If he’s not interested in playing at all, he can also skip a day. Averaging 30 minutes of playtime each week isn’t required, but it’s the sweet spot that leads to rapid results.
If Autumn is uncertain about how much playtime he’s had, she can easily see his weekly averages in the progress report.
And Elephant Learning gives Autumn some suggested activities she can do with Lundy to reinforce his math learning. She doesn’t have to waste precious time searching online to find helpful information — it's already at her fingertips.
Four-year-old Richie struggles with a behavior disorder and is also a nonverbal communicator. But like his brother, Richie has already improved his math skills in just eight weeks.
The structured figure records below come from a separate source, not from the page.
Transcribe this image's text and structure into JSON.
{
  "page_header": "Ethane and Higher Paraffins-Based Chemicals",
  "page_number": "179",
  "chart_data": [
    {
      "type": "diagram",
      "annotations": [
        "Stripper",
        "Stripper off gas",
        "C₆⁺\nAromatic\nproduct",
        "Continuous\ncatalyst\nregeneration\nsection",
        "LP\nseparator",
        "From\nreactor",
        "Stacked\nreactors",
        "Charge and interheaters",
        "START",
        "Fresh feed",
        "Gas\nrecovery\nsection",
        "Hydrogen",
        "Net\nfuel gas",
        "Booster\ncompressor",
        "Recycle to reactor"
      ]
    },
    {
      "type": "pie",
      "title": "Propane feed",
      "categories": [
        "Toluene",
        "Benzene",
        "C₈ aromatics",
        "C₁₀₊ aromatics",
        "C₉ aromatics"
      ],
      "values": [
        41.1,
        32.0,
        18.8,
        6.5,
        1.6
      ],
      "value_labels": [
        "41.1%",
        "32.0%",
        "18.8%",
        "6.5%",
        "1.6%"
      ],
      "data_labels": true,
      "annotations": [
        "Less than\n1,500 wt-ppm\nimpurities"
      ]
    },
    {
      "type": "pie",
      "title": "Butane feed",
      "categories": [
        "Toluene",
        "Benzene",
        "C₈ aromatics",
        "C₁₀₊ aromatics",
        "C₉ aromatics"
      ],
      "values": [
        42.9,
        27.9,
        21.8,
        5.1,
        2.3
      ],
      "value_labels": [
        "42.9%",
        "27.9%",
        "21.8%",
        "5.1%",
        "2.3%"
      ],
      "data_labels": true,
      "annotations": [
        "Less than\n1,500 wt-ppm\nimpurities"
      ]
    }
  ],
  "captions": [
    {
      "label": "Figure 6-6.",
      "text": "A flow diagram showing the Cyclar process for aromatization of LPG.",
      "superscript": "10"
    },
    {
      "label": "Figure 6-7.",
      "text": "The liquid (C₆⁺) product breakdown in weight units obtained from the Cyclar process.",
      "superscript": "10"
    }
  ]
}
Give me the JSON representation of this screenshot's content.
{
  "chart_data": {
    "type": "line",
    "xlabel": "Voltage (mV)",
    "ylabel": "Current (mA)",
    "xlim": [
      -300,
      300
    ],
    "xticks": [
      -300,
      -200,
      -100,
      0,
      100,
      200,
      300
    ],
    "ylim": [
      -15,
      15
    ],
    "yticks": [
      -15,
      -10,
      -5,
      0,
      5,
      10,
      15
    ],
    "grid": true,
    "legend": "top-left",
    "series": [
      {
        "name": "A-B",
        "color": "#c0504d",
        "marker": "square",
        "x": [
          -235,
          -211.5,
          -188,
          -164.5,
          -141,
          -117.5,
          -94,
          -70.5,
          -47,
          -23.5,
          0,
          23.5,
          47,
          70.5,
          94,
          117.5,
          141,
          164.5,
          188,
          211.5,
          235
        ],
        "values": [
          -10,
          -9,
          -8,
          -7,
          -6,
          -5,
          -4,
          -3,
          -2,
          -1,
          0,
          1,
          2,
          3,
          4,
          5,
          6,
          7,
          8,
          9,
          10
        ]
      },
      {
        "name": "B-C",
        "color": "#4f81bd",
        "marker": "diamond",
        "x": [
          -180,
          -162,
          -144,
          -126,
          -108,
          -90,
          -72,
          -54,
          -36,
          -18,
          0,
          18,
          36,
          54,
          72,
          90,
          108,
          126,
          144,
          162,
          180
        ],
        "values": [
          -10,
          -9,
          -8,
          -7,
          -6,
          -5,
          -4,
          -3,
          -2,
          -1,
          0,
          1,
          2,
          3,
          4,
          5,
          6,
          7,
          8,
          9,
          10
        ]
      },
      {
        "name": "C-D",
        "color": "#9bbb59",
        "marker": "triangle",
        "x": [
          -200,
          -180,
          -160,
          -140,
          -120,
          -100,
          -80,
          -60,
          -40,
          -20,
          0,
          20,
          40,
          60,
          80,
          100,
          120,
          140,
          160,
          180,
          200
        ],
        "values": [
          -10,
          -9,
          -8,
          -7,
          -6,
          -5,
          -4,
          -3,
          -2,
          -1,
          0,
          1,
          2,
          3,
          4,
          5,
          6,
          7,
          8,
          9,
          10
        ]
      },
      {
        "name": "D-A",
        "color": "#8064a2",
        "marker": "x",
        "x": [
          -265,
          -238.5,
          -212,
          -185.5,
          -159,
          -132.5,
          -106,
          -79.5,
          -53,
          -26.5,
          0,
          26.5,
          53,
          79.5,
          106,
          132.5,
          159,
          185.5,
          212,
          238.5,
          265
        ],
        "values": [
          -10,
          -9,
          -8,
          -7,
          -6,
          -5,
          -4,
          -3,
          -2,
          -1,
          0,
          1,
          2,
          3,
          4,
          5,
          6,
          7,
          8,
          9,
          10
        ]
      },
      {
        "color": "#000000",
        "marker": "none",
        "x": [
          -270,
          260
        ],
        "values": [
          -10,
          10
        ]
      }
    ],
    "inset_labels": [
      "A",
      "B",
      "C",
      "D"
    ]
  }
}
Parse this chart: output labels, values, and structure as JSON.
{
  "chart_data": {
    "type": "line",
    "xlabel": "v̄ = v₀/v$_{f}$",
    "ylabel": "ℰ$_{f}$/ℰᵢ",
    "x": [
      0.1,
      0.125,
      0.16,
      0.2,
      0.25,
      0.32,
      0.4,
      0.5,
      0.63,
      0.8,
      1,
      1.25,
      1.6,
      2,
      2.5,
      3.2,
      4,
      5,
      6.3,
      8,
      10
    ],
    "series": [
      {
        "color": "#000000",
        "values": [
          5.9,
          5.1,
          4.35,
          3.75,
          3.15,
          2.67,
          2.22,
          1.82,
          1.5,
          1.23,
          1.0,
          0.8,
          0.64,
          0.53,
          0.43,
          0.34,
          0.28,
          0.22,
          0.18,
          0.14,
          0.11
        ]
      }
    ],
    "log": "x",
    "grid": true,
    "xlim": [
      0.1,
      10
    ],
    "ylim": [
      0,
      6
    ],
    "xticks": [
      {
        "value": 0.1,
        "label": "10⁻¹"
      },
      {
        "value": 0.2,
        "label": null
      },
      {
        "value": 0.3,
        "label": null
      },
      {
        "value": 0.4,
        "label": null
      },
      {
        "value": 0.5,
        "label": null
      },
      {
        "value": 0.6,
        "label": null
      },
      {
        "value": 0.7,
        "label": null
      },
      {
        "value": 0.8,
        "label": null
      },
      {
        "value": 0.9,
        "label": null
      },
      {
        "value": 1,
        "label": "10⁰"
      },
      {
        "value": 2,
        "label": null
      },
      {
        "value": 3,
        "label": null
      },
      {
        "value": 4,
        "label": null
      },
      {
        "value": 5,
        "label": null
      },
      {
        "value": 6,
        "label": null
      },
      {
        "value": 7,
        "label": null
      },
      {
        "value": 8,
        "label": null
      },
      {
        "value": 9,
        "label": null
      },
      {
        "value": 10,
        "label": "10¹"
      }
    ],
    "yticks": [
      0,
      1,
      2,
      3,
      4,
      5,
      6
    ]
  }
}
Elephant Learning assessed Richie’s existing math skills based on some introductory gameplay. It adapted his game options to meet his comfort level, which was equivalent to a 3-year-old’s math skills.
As Richie demonstrated mastery of each concept, the games changed to become incrementally more challenging — enough to keep him interested but not overwhelmed.
Now, he’s now tackling math concepts for a 6-and-a-half-year-old student.
When Elephant Learning identifies a challenging concept for Richie, it also provides Autumn some important insights too. It educates and reassures her that some roadblocks kids face are common, and provides tactics to help her coach her son.
Elephant Learning is a powerful resource for parents like Autumn. It’s a robust, effective math teaching tool for her kids. It gives her additional activities to play with her kids. And at $35 per month, it’s a manageable cost that has already shown her lasting results.